The Erdős-Szekeres theorem is a famous result in Discrete geometry that inspired a lot of research and motivated new problems. The theorem states that for every integer n ≥ 3 there is another integer N_0 such that any set of N ≥ N_0 points in general position in the plane contains the vertex set of a convex n-gon. Related is the question on the number of empty (without interior points) convex k-gons, X_k, in a set of n points, for k=3,4,5,... . A known result states that the alternating sum of the X_k's only depends on the number n of points, but not on the precise positions of the points. A proof was given by Pinchasi, Radoičić, and Sharir in 2006. In this thesis we extend this result to the numbers of convex k-gons with l interior points, X_{k,l}, and provide several formulas involving these numbers.
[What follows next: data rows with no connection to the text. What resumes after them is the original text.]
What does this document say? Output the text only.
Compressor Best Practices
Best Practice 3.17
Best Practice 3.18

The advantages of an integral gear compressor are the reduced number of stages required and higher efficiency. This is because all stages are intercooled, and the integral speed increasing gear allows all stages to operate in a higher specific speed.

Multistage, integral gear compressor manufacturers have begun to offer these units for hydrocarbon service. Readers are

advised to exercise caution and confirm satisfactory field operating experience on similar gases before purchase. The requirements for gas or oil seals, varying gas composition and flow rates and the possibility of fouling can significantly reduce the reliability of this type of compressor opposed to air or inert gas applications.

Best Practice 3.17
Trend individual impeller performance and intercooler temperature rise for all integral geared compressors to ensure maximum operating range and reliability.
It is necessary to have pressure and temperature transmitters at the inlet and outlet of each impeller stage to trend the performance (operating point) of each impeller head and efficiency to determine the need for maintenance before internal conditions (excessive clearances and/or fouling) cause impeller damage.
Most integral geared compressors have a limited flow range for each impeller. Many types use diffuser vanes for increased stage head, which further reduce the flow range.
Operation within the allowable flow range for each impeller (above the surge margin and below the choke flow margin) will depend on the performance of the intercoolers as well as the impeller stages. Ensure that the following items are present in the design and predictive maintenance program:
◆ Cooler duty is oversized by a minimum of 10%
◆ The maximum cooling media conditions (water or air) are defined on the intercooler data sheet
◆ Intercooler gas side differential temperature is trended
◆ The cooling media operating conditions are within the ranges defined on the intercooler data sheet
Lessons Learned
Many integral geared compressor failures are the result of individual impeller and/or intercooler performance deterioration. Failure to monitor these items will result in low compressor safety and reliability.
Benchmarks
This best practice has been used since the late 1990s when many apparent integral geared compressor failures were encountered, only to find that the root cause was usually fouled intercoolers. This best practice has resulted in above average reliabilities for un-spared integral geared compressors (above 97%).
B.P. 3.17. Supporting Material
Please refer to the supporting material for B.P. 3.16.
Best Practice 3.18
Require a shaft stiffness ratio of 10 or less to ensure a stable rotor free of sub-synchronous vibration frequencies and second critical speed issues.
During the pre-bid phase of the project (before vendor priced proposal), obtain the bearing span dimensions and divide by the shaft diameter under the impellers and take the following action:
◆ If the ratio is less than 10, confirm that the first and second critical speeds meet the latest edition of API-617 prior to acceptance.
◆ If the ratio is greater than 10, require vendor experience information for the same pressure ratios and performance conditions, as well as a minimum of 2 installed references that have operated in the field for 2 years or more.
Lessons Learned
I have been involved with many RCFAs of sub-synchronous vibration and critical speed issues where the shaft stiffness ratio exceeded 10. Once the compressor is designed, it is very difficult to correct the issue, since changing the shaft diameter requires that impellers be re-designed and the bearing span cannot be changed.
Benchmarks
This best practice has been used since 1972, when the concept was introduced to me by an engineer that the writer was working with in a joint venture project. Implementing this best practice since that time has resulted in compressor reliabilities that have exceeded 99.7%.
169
All these formulas only depend on the number n of points of the set. The proofs are based on a continuous motion argument. We further show that with this proof technique at most n-2 linearly independent equations for the X_{k,l}'s can be obtained and we provide n-2 such equations. We also obtain several other formulas, building upon a work by Huemer, Oliveros, Pérez-Lantero, and Vogtenhuber. The obtained formulas could further be useful to solve some open problems related to the Erdős-Szekeres theorem. This thesis also surveys several known results and questions related to this classical problem for point sets in the plane.